GARP-KO alters the glycosylation of Golgi and lysosomal glycoproteins in RPE1 cells. (A-E) WB (top panel) and quantification (bottom panel) of (A) GPP130, (B) TMEM165, (C) TGN46, (D) LAMP2, and (E) GS15/Bet1L in WT, VPS53-KO, VPS54-KO, and the corresponding rescued RPE1 cells. Quantification of the blots were done by Image Studio and graphs were prepared in GraphPad Prism 8. Values represent the mean ± SD from three independent experiments. Statistical significance was calculated using one-way ANOVA. ****P ≤ 0.0001, ***P ≤ 0.001, **P ≤ 0.01.

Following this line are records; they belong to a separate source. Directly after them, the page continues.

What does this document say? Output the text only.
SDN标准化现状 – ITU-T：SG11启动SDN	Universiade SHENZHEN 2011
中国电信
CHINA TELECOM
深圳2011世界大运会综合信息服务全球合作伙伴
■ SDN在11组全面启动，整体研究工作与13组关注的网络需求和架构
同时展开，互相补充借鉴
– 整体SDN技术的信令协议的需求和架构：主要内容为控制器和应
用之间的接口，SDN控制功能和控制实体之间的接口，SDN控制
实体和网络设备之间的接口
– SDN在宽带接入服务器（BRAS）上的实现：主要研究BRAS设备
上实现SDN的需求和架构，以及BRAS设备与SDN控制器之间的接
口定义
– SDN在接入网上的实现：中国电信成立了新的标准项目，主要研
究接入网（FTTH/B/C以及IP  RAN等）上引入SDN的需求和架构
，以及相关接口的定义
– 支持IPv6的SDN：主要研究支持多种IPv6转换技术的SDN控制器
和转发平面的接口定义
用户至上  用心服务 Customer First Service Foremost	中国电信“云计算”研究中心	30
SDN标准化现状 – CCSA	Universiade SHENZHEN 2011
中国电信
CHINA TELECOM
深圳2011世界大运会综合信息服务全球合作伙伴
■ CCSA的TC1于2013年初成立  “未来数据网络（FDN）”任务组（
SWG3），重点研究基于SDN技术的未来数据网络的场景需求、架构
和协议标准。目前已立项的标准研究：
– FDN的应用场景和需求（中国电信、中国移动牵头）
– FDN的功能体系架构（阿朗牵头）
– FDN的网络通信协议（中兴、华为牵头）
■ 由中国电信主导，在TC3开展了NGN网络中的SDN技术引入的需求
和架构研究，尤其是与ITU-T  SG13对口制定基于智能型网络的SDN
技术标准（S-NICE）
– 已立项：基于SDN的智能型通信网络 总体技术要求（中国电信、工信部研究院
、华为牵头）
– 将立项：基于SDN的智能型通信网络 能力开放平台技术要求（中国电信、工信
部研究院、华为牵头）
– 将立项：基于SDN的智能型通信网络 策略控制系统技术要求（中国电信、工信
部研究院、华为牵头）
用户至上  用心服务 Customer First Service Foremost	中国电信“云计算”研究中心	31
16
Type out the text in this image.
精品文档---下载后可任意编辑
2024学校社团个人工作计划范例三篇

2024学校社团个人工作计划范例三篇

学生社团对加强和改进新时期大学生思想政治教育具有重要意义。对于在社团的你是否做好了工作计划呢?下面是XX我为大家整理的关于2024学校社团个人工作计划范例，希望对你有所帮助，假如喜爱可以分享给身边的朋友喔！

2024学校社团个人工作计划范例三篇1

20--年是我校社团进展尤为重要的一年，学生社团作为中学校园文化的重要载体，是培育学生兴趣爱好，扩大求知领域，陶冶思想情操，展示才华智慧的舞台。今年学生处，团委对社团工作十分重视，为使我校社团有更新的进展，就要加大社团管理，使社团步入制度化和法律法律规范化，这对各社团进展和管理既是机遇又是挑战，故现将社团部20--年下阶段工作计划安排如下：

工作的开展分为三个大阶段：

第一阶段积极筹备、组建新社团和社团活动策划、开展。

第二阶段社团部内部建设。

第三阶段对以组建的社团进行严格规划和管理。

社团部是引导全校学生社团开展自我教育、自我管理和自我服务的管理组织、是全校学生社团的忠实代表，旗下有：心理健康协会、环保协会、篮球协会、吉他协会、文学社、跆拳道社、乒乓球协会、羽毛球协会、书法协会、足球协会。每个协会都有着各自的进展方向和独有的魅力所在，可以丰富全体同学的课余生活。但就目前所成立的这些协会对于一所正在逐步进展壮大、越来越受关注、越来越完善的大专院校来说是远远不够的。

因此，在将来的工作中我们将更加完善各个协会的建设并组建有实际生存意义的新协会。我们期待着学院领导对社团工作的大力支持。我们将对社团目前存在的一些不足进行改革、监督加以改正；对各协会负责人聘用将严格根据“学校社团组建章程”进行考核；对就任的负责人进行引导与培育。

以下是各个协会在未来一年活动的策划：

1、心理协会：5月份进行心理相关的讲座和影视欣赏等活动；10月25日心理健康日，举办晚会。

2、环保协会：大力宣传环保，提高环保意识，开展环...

GARP-KO affects the stability of key glycosylation enzymes in RPE1, HEK293T, and HeLa cells

Defective Golgi glycosylation could result from malfunction, mislocalization, and/or destabilization of Golgi enzymes. Indeed, VPS53-KO and VPS54-KO cells showed a reduction in the protein levels of the key N-glycosylation enzymes alpha-1,3-mannosyl-glycoprotein 2-beta-N-acetylglucosaminyltransferase (MGAT1) (Figure 3A), B4GalT1 (Figure 3B), and beta-galactoside alpha-2,6-sialyltransferase 1 (ST6GalT1) (Figure 3E). We observed an additional low molecular weight band in the ST6Gal1 blot in VPS53-KO RPE1 cells but not in VPS54-KO RPE1 cells; this low molecular weight may correspond to partially degraded or under-glycosylated protein. We also assessed the localization of B4GalT1 in WT, VPS53-KO, and VPS53-KO rescued RPE1 cells by immunofluorescence microscopy (Figure 3D, left panel). We observed that the colocalization of B4GalT1 with the Golgi-marker GM130 was significantly decreased in VPS53-KO (Figure 3D, right panel), indicating that GARP deficiency affects both the stability and the localization of B4GalT1. We also examined polypeptide N-acetylgalactosaminyltransferase 2 (GalNacT2), an O-glycosylation enzyme (Lira-Navarrete et al., 2015), and observed a decrease in the levels of this enzyme in VPS53-KO and VPS54-KO cells (Figure 3C). Rescuing the VPS53-KO and VPS54-KO RPE1 cells by stable expression of the corresponding cDNAs significantly restored the levels and localization of N- and O-glycosylation Golgi enzymes (Figure 3, A–E).

FIGURE 3:

FIGURE 3:

GARP-KO affects the stability of key N- and O- Golgi glycosylation enzymes in RPE1 and HeLa cells. (A–C) WB (top panel) and quantification (bottom panels) of MGAT1 (A), B4GalT1 (B), and GalNacT2 (C) in WT, VPS53-KO, VPS54-KO, and the corresponding rescued RPE1 cells. (D) WT, VPS53-KO, and VPS53-KO rescued RPE1 cells were co-stained for endogenous B4GalT1 (green) and GM130 (magenta), and images were taken (left panel). Colocalization of B4GalT1 with GM130 was determined by calculation of the Pearson’s correlation coefficient (right panel). At least 30 cells were imaged per sample for the quantification. Each dot in the bar graph (right panel) represents the colocalization of GM130 and B4GalT1 in several (1 to 10) cells imaged per field. (E) WB (top panel) and quantification (bottom panels) of ST6Gal1 in WT, VPS53-KO, VPS54-KO, and the corresponding rescued RPE1 cells. For quantification of ST6Gal1 blot, the additional low molecular weight band in VPS53-KO cells was not included. (F, G) WB (top panel) and quantification (bottom panels) of MGAT1 (F) and B4GalT1 (G) in WT, VPS50-, VPS51-, VPS52-, VPS53-, and VPS54-KO HeLa cells. Values in bar graphs represent the mean ± SD from three independent experiments. Statistical significance was calculated using one-way ANOVA. ****P ≤ 0.0001, ***P ≤ 0.001, **P ≤ 0.01, *P ≤ 0.05.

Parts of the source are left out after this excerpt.